Come prendersi cura dei capelli, prima e dopo la gravidanza

In gravidanza i capelli hanno un aspetto più luminoso e sono più morbidi al tatto? Perché? E’ possibile tingerli? O è preferibile aspettare almeno la conclusione del primo trimestre se non addirittura la fine dell’allattamento?

Quando si aspetta un bambino le domande che ci si pone si moltiplicano, per senso di responsabilità, timore e insicurezza che si accompagna a un senso di inadeguadezza a tratti dominante. Sono stati che rientrano nella normalità delle cose, in attesa, ma a cui si può provare a dare una risposta che perché sia quella giusta deve poi ottenere il riscontro del vostro ginecologo perché ogni storia, come ogni gravidanza sono a sé.

In linea di massima, la produzione ormonale durante la gravidanza migliora l’aspetto della pelle e dei capelli, che appaiono più luminosi, per via degli estrogeni che aumentano lo spessore e la crescita poiché incidono nella cosiddetta fase di anagen (la fase di crescita). Anche per la pulizia vanno scelti prodotti specifici: preferite quelli anallergici, senza profumi e senza parabeni a formulazione delicata. Una precauzione eccessiva, forse che vi potrebbe evitare però dermatiti e irritazioni in una fase così importante per la vostra vita.

Passiamo a un altro tema su cui si rincorrono domande e risposte: tinture in casa e non, decolorazione, henné, colpi di sole e trattamenti vari.

A fini meramente precauzionali, sarebbe preferibile evitare tinture almeno fino alla conclusione del primo trimestre perché alcune sostanze come ammoniaca o altre componenti chimiche potrebbero essere assorbite attraverso il cuoio capelluto. Ad oggi esistono tinture con una formulazione più delicata, con ingredienti anallergici e prive di ammoniaca. Per essere certe al 100% delle conseguenze e dei prodotti sarebbe preferibile rimandare alla fine dell’allattamento.

Ci sono alternative? Dipende. Se l’obiettivo è coprire i capelli bianchi le scelte sono molto ridotte, se non nulle.

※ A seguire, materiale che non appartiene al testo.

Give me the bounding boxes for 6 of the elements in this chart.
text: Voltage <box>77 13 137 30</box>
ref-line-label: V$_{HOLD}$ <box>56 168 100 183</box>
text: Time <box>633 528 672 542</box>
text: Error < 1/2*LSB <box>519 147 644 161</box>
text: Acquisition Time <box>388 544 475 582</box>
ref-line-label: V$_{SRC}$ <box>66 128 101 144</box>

Invece, se si tratta di una questione di ordine estetico alcune sostanze sono ammesse, anche durante la dolce attesa. Una di queste è l’henné su cui in verità non c’è giudizio unanime. Prima di sottoporsi ad alcun trattamento chiedete indicazione al vostro medico. Idem dicasi per i colpi di sole che, non toccando la cute, non dovrebbero però essere inibiti a chi aspetta un bambino. Le stessse valutazioni fatte andrebbero estese al periodo dell’allattamento.

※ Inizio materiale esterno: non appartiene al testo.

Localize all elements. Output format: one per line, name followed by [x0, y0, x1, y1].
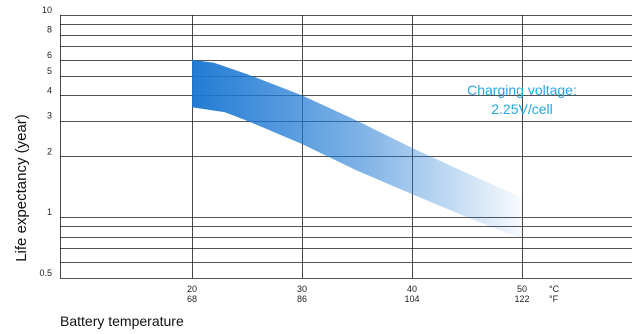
- annotation-line-1: Charging voltage:: [467, 82, 577, 98]
- y-tick-label: 10: [42, 5, 52, 15]
- y-tick-label: 0.5: [39, 268, 52, 278]
- y-tick-label: 5: [47, 66, 52, 76]
- x-tick-label-fahrenheit: 104: [404, 294, 419, 304]
- x-tick-label-celsius: 30: [297, 284, 307, 294]
- grid: [60, 15, 632, 279]
- y-tick-labels: 0.5 1 2 3 4 5 6 8 10: [39, 5, 52, 278]
- life-expectancy-band-layer: [192, 59, 522, 239]
- x-tick-label-celsius: 40: [407, 284, 417, 294]
- y-tick-label: 4: [47, 85, 52, 95]
- y-tick-label: 6: [47, 50, 52, 60]
- x-axis-label: Battery temperature: [60, 313, 184, 329]
- x-unit-fahrenheit: °F: [549, 294, 559, 304]
- x-tick-label-fahrenheit: 68: [187, 294, 197, 304]
- x-tick-label-fahrenheit: 122: [514, 294, 529, 304]
- y-tick-label: 3: [47, 111, 52, 121]
- annotation: Charging voltage: 2.25V/cell: [467, 82, 577, 117]
- y-tick-label: 8: [47, 25, 52, 35]
- life-expectancy-band: [192, 59, 522, 239]
- x-tick-label-fahrenheit: 86: [297, 294, 307, 304]
- x-tick-label-celsius: 20: [187, 284, 197, 294]
- x-unit-celsius: °C: [549, 284, 560, 294]
- annotation-line-2: 2.25V/cell: [491, 101, 552, 117]
- y-tick-label: 2: [47, 146, 52, 156]
- y-axis-label: Life expectancy (year): [13, 114, 30, 262]
- y-tick-label: 1: [47, 207, 52, 217]
- x-tick-label-celsius: 50: [517, 284, 527, 294]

E’ proprio in questa fase che può presentarsi un fenomeno contrario a quello che si era presentato in gravidanza. Tecnicamente si definisce defluvium post-partum ed indica un processo fisiologico e temporaneo che dura circa 3 mesi e che passa spontanenamente. Dopo l’esplusione della placenta, gli estrogeni tornano alla normalità e al normale flusso di crescita antecedente alla gravidanza. Se dovessimo fornire uno standard, alla normalità si torna in 12 mesi dal parto considerando l’allattamento che, come già accennato, è una fase molto impegnativa per l’organismo.

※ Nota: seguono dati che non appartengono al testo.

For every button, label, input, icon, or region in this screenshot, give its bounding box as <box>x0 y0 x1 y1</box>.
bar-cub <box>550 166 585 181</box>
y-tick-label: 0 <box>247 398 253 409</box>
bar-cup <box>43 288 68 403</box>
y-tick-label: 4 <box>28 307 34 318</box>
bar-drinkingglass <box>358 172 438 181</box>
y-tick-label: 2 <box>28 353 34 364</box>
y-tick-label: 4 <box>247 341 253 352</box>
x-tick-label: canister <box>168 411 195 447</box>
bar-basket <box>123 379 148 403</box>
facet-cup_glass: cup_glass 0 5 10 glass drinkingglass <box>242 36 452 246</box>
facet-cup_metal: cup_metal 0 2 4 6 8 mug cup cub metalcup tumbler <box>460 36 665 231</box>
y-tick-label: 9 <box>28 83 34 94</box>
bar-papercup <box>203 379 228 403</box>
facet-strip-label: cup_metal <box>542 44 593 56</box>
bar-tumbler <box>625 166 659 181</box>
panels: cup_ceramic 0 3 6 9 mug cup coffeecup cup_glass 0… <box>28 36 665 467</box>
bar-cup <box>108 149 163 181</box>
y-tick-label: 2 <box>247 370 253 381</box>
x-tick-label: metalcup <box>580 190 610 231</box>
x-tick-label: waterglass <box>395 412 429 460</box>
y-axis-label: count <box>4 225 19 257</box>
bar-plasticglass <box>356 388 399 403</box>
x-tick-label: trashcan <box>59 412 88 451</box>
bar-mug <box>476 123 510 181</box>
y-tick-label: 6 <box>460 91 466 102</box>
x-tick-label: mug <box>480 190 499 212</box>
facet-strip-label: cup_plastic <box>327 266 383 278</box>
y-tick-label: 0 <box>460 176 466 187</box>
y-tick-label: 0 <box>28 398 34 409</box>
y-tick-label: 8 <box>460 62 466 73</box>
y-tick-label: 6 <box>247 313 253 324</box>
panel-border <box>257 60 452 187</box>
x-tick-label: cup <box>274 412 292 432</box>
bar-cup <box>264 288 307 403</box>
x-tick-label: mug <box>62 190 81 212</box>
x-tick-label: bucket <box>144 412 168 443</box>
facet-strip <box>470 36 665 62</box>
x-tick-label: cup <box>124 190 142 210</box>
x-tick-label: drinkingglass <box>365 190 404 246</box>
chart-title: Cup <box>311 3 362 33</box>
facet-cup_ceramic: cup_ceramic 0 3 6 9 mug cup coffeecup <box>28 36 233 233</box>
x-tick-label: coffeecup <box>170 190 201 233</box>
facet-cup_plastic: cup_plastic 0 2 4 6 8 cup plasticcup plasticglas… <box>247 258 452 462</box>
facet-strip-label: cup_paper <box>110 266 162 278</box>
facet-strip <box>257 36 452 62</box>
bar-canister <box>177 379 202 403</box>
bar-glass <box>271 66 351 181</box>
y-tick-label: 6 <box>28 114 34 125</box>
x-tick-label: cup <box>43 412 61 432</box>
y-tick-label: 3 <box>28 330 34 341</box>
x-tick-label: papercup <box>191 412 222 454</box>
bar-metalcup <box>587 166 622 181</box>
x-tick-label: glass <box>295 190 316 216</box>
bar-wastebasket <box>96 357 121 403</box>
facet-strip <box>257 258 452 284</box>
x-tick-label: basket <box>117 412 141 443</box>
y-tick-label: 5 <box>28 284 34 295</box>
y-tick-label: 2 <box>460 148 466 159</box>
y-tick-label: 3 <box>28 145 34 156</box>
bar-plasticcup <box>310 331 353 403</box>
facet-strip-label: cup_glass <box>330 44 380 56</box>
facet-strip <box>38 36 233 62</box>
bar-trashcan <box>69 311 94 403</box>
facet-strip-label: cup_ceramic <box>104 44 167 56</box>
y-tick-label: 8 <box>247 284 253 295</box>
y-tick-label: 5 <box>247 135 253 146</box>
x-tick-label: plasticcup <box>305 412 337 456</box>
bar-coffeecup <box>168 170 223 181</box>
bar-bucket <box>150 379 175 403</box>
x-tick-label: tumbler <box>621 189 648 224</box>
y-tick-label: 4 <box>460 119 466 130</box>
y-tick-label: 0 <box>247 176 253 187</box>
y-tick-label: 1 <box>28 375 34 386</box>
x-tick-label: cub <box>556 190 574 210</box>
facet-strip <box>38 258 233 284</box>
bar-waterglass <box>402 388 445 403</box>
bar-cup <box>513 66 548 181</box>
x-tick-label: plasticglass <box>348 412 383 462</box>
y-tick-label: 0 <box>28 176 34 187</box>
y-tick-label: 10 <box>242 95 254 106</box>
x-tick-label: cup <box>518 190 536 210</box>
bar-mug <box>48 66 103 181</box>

Ricordiamo, come vi confermerà il vostro ginecologo, che durante l’allattamento aumenta la produzione di prolattina che rende i capelli più deboli e velocizza il loro passaggio dalla fase di crescita a quella di caduta. Inoltre dopo il parto aumentano gli endrogeni grazie ai quali si riattiva la produzione delle ghiandole sebacee e il cuoio capelluto risulta più grasso. Nulla che non possa essere aiutato, se non si tratta di casi estremi, con una sana alimentazione e prodotti naturali a base di biotina e salice che troverete facilmente in erboristeria. Non sottovalutate poi l’olio di ricino, per uso cosmetico è una di quelle sotanze tra le più efficaci per curare i capelli durante e dopo l’allattamento.